Oggi, troppo spesso invece, si interviene artificiosamente per difendere gli olivi dai parassiti e stimolare la produzione. Ma i trattamenti chimici che distruggono i parassiti, eliminano anche i nostri alleati naturali e neutralizzano le difese dell’oliveto.
Per quale motivo? Per garantire produzioni elevate e costanti. In questo modo, però, nel lungo periodo l’oliveto si impoverisce e i suoi frutti diventano meno nutrienti.
Noi invece abbiamo scelto di utilizzare le risorse che ci offre la ricchezza dell’ambiente, anche se questo vuol dire non avere tutti gli anni la certezza di raccogliere le olive.
Rispettare la biodiveristà è stata la nostra priorità, perché preferiamo produrre olio naturale e autentico.
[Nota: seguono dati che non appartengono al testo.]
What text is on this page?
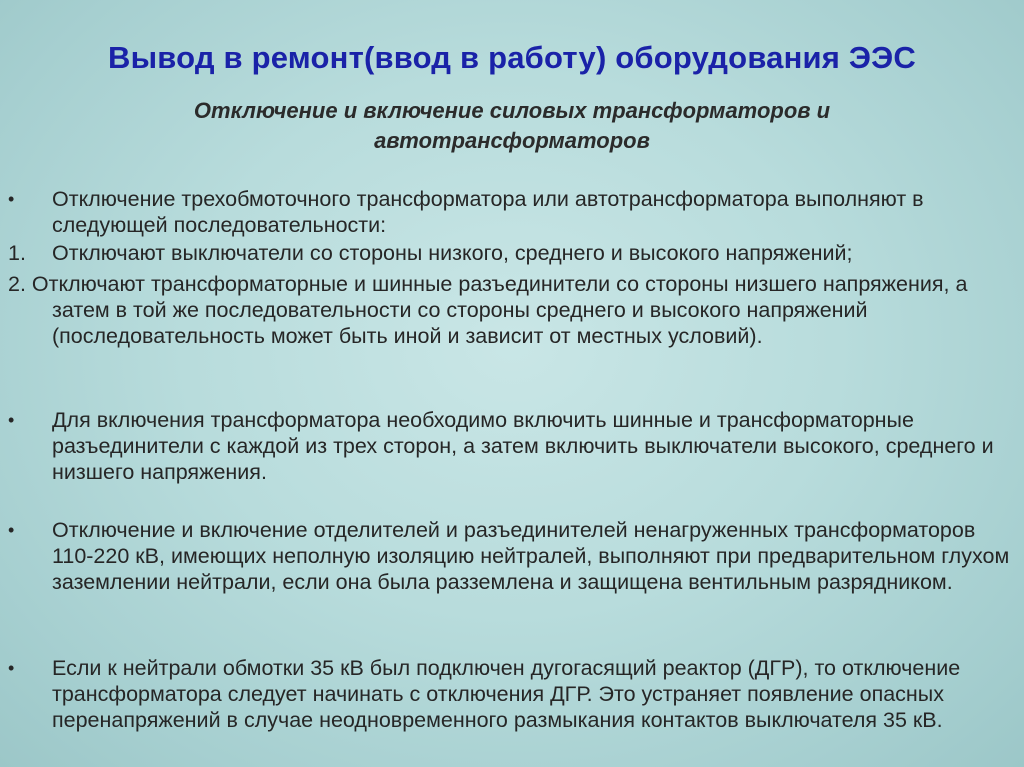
Вывод в ремонт(ввод в работу) оборудования ЭЭС
Отключение и включение силовых трансформаторов и автотрансформаторов
•	Отключение трехобмоточного трансформатора или автотрансформатора выполняют в следующей последовательности:
1.	Отключают выключатели со стороны низкого, среднего и высокого напряжений;
2. Отключают трансформаторные и шинные разъединители со стороны низшего напряжения, а затем в той же последовательности со стороны среднего и высокого напряжений (последовательность может быть иной и зависит от местных условий).
•	Для включения трансформатора необходимо включить шинные и трансформаторные разъединители с каждой из трех сторон, а затем включить выключатели высокого, среднего и низшего напряжения.
•	Отключение и включение отделителей и разъединителей ненагруженных трансформаторов 110-220 кВ, имеющих неполную изоляцию нейтралей, выполняют при предварительном глухом заземлении нейтрали, если она была разземлена и защищена вентильным разрядником.
•	Если к нейтрали обмотки 35 кВ был подключен дугогасящий реактор (ДГР), то отключение трансформатора следует начинать с отключения ДГР. Это устраняет появление опасных перенапряжений в случае неодновременного размыкания контактов выключателя 35 кВ.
Come riconoscere l’olio di oliva
C’è molta superficialità nella connotazione dell’olio. Infatti il cliente, leggendo l’etichetta sulle varie confezioni di olio, apprende solo informazioni generiche che non gli permettono di poter giudicare e scegliere in piena consapevolezza.
Diamo un’occhiata alle etichette
Per legge l’etichetta deve indicare la provenienza dell’olio, in particolare se è:
– 100% italiano (o “prodotto in Italia”, oppure “prodotto italiano”)
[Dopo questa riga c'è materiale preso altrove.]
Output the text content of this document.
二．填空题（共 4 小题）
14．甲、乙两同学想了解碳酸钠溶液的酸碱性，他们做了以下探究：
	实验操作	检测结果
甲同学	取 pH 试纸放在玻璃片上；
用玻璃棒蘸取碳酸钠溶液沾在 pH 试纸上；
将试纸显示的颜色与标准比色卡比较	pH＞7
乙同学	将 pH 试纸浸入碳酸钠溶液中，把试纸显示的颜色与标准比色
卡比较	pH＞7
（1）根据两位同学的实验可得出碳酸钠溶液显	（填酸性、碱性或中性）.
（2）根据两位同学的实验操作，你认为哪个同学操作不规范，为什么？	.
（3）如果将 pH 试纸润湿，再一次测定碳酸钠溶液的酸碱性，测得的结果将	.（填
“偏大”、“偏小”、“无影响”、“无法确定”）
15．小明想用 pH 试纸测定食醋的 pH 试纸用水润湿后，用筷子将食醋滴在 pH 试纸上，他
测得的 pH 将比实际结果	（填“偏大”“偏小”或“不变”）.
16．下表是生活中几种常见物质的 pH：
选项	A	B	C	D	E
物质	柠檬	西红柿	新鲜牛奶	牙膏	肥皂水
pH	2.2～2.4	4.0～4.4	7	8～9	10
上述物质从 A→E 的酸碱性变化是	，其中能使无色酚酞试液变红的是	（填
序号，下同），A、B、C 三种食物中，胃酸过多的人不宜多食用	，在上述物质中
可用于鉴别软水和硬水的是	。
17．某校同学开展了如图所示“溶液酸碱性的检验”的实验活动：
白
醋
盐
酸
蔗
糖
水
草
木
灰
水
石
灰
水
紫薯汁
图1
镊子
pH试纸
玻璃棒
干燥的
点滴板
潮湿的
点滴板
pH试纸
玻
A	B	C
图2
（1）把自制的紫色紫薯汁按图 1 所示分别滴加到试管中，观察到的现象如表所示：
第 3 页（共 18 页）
– Proveniente della Comunità Europea
– Proveniente da Paesi extraeuropei
Chi applica l’etichetta, cioè l’imbottigliatore, sia egli produttore dell’olio o meno, non è tenuto a indicare la provenienza delle olive.
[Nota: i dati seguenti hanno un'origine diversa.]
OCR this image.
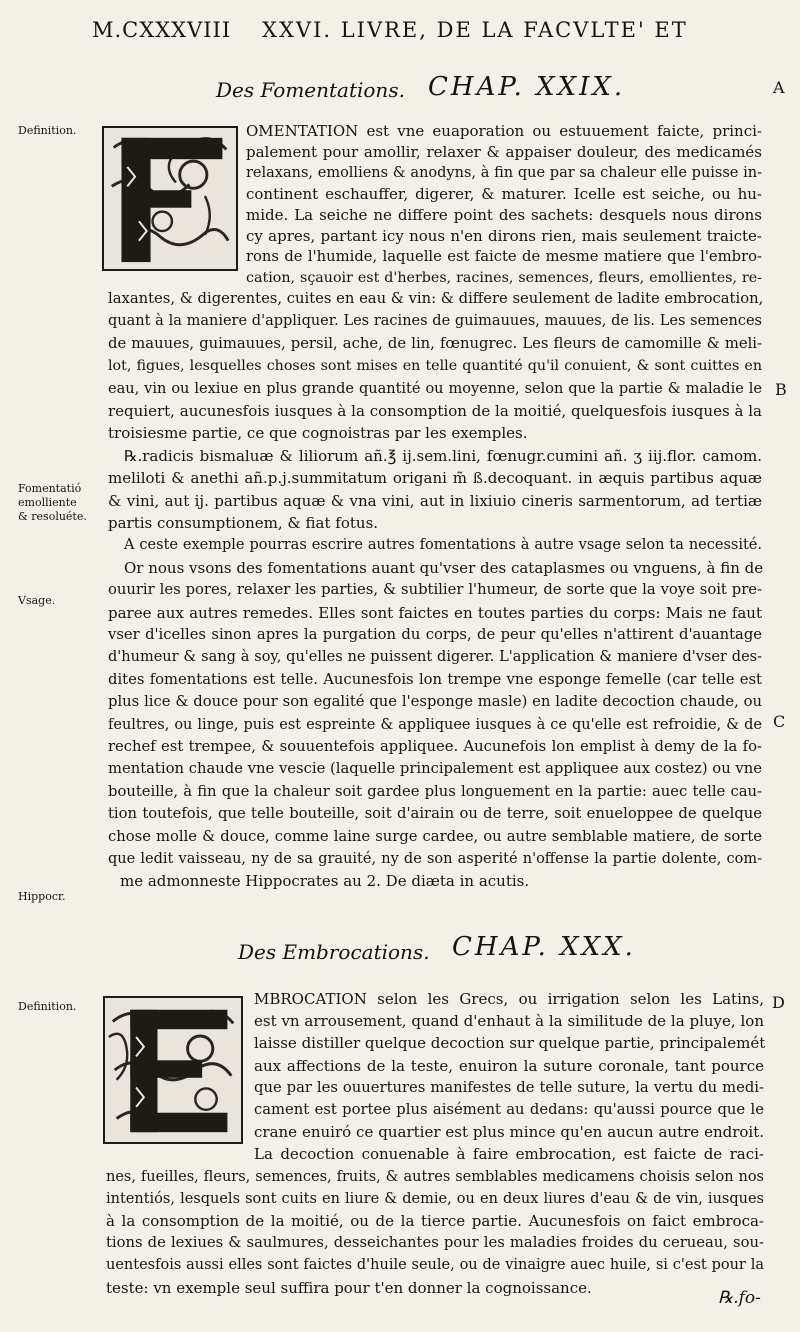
M.CXXXVIII XXVI. LIVRE, DE LA FACVLTE' ET
Des Fomentations. CHAP. XXIX.	A
B
C
D
OMENTATION est vne euaporation ou estuuement faicte, princi-
palement pour amollir, relaxer & appaiser douleur, des medicamés
relaxans, emolliens & anodyns, à fin que par sa chaleur elle puisse in-
continent eschauffer, digerer, & maturer. Icelle est seiche, ou hu-
mide. La seiche ne differe point des sachets: desquels nous dirons
cy apres, partant icy nous n'en dirons rien, mais seulement traicte-
rons de l'humide, laquelle est faicte de mesme matiere que l'embro-
cation, sçauoir est d'herbes, racines, semences, fleurs, emollientes, re-
laxantes, & digerentes, cuites en eau & vin: & differe seulement de ladite embrocation,
quant à la maniere d'appliquer. Les racines de guimauues, mauues, de lis. Les semences
de mauues, guimauues, persil, ache, de lin, fœnugrec. Les fleurs de camomille & meli-
lot, figues, lesquelles choses sont mises en telle quantité qu'il conuient, & sont cuittes en
eau, vin ou lexiue en plus grande quantité ou moyenne, selon que la partie & maladie le
requiert, aucunesfois iusques à la consomption de la moitié, quelquesfois iusques à la
troisiesme partie, ce que cognoistras par les exemples.
℞.radicis bismaluæ & liliorum añ.℥ ij.sem.lini, fœnugr.cumini añ. ʒ iij.flor. camom.
meliloti & anethi añ.p.j.summitatum origani m̃ ß.decoquant. in æquis partibus aquæ
& vini, aut ij. partibus aquæ & vna vini, aut in lixiuio cineris sarmentorum, ad tertiæ
partis consumptionem, & fiat fotus.
A ceste exemple pourras escrire autres fomentations à autre vsage selon ta necessité.
Or nous vsons des fomentations auant qu'vser des cataplasmes ou vnguens, à fin de
ouurir les pores, relaxer les parties, & subtilier l'humeur, de sorte que la voye soit pre-
paree aux autres remedes. Elles sont faictes en toutes parties du corps: Mais ne faut
vser d'icelles sinon apres la purgation du corps, de peur qu'elles n'attirent d'auantage
d'humeur & sang à soy, qu'elles ne puissent digerer. L'application & maniere d'vser des-
dites fomentations est telle. Aucunesfois lon trempe vne esponge femelle (car telle est
plus lice & douce pour son egalité que l'esponge masle) en ladite decoction chaude, ou
feultres, ou linge, puis est espreinte & appliquee iusques à ce qu'elle est refroidie, & de
rechef est trempee, & souuentefois appliquee. Aucunefois lon emplist à demy de la fo-
mentation chaude vne vescie (laquelle principalement est appliquee aux costez) ou vne
bouteille, à fin que la chaleur soit gardee plus longuement en la partie: auec telle cau-
tion toutefois, que telle bouteille, soit d'airain ou de terre, soit enueloppee de quelque
chose molle & douce, comme laine surge cardee, ou autre semblable matiere, de sorte
que ledit vaisseau, ny de sa grauité, ny de son asperité n'offense la partie dolente, com-
me admonneste Hippocrates au 2. De diæta in acutis.
Definition.
Fomentatió
emolliente
& resoluéte.
Vsage.
Hippocr.
Des Embrocations. CHAP. XXX.
MBROCATION selon les Grecs, ou irrigation selon les Latins,
est vn arrousement, quand d'enhaut à la similitude de la pluye, lon
laisse distiller quelque decoction sur quelque partie, principalemét
aux affections de la teste, enuiron la suture coronale, tant pource
que par les ouuertures manifestes de telle suture, la vertu du medi-
cament est portee plus aisément au dedans: qu'aussi pource que le
crane enuiró ce quartier est plus mince qu'en aucun autre endroit.
La decoction conuenable à faire embrocation, est faicte de raci-
nes, fueilles, fleurs, semences, fruits, & autres semblables medicamens choisis selon nos
intentiós, lesquels sont cuits en liure & demie, ou en deux liures d'eau & de vin, iusques
à la consomption de la moitié, ou de la tierce partie. Aucunesfois on faict embroca-
tions de lexiues & saulmures, desseichantes pour les maladies froides du cerueau, sou-
uentesfois aussi elles sont faictes d'huile seule, ou de vinaigre auec huile, si c'est pour la
teste: vn exemple seul suffira pour t'en donner la cognoissance.
Definition.
℞.fo-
Sull’etichetta non si legge, perciò, se l’olio è prodotto con olive locali.
Un olio 100% italiano può, infatti, essere:
a) prodotto con olive provenienti da tutta Italia
b) imbottigliato con una miscela di olio d’oliva italiano
Niente di male, ma è solo olio 100% italiano.
Quindi il consumatore non sa quasi niente riguardo l’olio dentro la bottiglia che ha comprato.
Anzi, tutto quello che non è scritto sull’etichetta può essere possibile.
Può essere vero che un olio locale abbia di locale solo il nome del produttore o il luogo di confezionamento.
La provenienza delle olive invece è molto importante, perché l’olio di oliva si ottiene con la sola frangitura delle olive, senza ulteriori fasi di lavorazione. Non subisce elaborazioni, fermentazione o cottura, ma è solo un frutto trasformato e immediatamente commestibile. Infatti più è rapido il processo di trasformazione di un prodotto, più è determinante la qualità dell’ingrediente.
Sulle etichette dell’olio non è obbligatorio indicare nemmeno la data o l’anno di produzione!
L’unico riferimento per il consumatore è la data di scadenza, ossia la data entro cui è preferibile consumare l’olio: 18 mesi dall’imbottigliamento (non dalla frangitura!).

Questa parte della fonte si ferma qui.